LIVINGSTON, NJ — When residents of New Jersey sell a home with the intent of moving out of the state, they are required to pay a standard tax rate on the profit from the sale. This tax is to be paid when someone moves, instead of when that resident would normally file a state income tax return.
But one local expert in titles and home closings said that what many refer to as an "exit tax" in New Jersey is actually something a little different than that description implies.
"The Exit Tax is not necessarily a 'tax,'" said Linda Percoco, owner of Max Title Agency of Livingston. "I have done closings for people who moved to another state and kept their NJ property until after they established residency in that state. If you are moving and have not established residency yet, there is no tax. This only applies if you moved and established residency."
According to the instructions on the form, the seller is considered to be a nonresident unless a new residence (permanent place of abode, domicile) has been established in New Jersey and the new residence is listed there. Part-year residents are considered nonresidents, according to Percoco, who is both a title agent and a settlement agent.
"I work with your attorney and your accountant, and I am responsible for accurate disbursement of funds at a closing," she said.
At a closing, the settlement agency must file a GIT REP1 form to the state of New Jersey and withhold 2 percent of the purchase price "until they file their final New Jersey tax return," Percoco added.
"This is usually a surprise to the seller as they don’t anticipate the additional funds being held in escrow," she said. "I am not an accountant, lawyer or a financial planner, but if you plan on moving out of the state, this is something you should know about and speak to your advisors about."
What many mistakenly refer to as the state's "exit tax" is actually a required estimated tax payment to make sure a nonresident seller files a New Jersey tax return, according to Percoco. Someone who sells a property in New Jersey as a nonresident is required to file the NJ GIT/REP-1 form.
"New Jersey requires you to withhold the amount of either 8.97 percent (New Jersey's highest tax bracket) of the profit, or 2 percent of the total selling price, whichever is higher," said Percoco. "If you continue to rent your condo and do not sell, then the exit tax is not relevant.
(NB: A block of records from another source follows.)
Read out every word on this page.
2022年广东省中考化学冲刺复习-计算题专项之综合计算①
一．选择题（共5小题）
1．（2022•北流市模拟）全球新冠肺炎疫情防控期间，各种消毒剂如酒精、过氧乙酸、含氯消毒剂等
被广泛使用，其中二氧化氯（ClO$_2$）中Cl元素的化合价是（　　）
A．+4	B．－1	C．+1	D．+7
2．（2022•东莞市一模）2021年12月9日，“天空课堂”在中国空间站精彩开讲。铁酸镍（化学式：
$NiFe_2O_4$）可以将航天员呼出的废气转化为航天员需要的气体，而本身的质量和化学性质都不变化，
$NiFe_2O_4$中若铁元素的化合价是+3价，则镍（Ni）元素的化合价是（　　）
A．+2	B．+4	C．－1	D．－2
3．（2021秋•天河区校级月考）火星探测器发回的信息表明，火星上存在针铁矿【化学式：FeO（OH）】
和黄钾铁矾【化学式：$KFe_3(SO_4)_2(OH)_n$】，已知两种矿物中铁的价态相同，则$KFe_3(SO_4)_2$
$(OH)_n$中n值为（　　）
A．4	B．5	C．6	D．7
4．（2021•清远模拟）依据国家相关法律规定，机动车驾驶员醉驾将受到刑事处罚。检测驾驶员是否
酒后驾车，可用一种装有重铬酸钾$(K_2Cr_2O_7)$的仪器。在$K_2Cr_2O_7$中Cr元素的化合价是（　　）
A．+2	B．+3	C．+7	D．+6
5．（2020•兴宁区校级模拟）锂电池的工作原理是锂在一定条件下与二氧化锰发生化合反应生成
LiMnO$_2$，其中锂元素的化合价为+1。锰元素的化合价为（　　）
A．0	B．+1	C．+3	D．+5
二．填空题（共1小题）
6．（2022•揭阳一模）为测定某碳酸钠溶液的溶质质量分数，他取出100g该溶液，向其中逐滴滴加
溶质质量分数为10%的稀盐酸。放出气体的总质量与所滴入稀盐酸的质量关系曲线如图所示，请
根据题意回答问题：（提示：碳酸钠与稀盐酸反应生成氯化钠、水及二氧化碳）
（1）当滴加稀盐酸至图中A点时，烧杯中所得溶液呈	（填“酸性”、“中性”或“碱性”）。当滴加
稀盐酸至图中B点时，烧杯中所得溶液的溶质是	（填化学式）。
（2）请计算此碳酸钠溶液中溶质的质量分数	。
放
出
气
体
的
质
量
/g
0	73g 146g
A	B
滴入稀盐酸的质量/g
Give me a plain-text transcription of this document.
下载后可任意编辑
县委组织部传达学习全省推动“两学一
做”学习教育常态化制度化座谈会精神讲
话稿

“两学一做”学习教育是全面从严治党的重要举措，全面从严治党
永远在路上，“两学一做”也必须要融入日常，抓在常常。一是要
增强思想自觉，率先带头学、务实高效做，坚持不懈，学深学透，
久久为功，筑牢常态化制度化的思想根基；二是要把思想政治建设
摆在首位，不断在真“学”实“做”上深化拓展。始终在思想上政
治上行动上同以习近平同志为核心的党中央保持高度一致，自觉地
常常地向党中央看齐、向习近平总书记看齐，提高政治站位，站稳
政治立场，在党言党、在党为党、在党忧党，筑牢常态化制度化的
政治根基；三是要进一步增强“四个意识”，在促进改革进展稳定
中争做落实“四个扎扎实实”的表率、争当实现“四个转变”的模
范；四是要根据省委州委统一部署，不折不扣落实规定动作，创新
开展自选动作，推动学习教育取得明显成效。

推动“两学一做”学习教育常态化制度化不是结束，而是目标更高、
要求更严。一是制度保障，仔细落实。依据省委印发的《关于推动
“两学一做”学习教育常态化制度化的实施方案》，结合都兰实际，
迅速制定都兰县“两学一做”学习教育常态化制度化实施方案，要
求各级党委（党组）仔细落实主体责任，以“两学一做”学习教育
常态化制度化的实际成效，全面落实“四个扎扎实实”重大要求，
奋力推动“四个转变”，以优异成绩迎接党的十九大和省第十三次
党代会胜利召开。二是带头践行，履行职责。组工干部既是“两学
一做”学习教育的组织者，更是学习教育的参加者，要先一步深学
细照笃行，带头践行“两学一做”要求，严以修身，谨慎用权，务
You just need to continue filing a nonresident tax return for your rental activities in New Jersey."
Percoco, who for the last 15 years has independently owned and operated Max Title Agency of Livingston, added that if someone wants to sell his or her property and have a taxable gain, then he or she is "required to make an estimated tax payment of the higher of 8.97 percent of the profit (capital gain) or 2 percent of the selling price."
"When you file your New Jersey tax return, the actual capital gain tax that you owe will be deducted from your estimated tax payment and the rest will be refunded to you," she said.
Even if a homeowner sells the property at a loss, or if there is no capital gain, then one must still make an estimated tax payment of 2 percent of the sale amount, according to Percoco.
"In this case, you do not actually owe any tax, so you will get the entire 2 percent withholding back when you file your New Jersey nonresident tax return," she said. "This is just New Jersey’s way of getting you to file a final tax return for that year; it’s not an 'extra tax.'"
Percoco said that each specific situation will dictate one's required estimated tax payment and how much he or she receives back in the form of a tax refund.
"So be sure to consult with a tax professional with any questions about your specific situation," she said, adding that the voucher is attached to the form that will be submitted with the Deed for recording.
Percoco shared the following instructions, which are attached to the form:
"The seller must complete the estimated tax voucher, including their social security number or federal tax identification number. The amount of the estimated tax payment is determined by multiplying the gain from the sale of the property by the highest gross income tax rate (8.97 percent). In the case of estates and trusts, the gain is determined without taking into consideration any distributions made to the beneficiaries during the taxable year.
"In no case can the estimated payment be less than 2 percent of the consideration received for the sale. Payment must be in the form of check or money order made payable to the State of New Jersey - Division of Taxation. The seller must give the completed GIT/REP-1 to the settlement agent (usually the buyer’s attorney or the title company) at closing, along with the required estimated income tax payment.
"The settlement agent must file the original GIT/REP-1, payment, and deed with the appropriate county clerk for recording. If the form is not completed in its entirety, or if the settlement agent does not submit the original form and payment with the deed, the county clerk will not record the deed. The county clerk will attach the top portion of Form GIT/REP-1 to the deed when it is recorded and will forward the bottom portion (NJ)."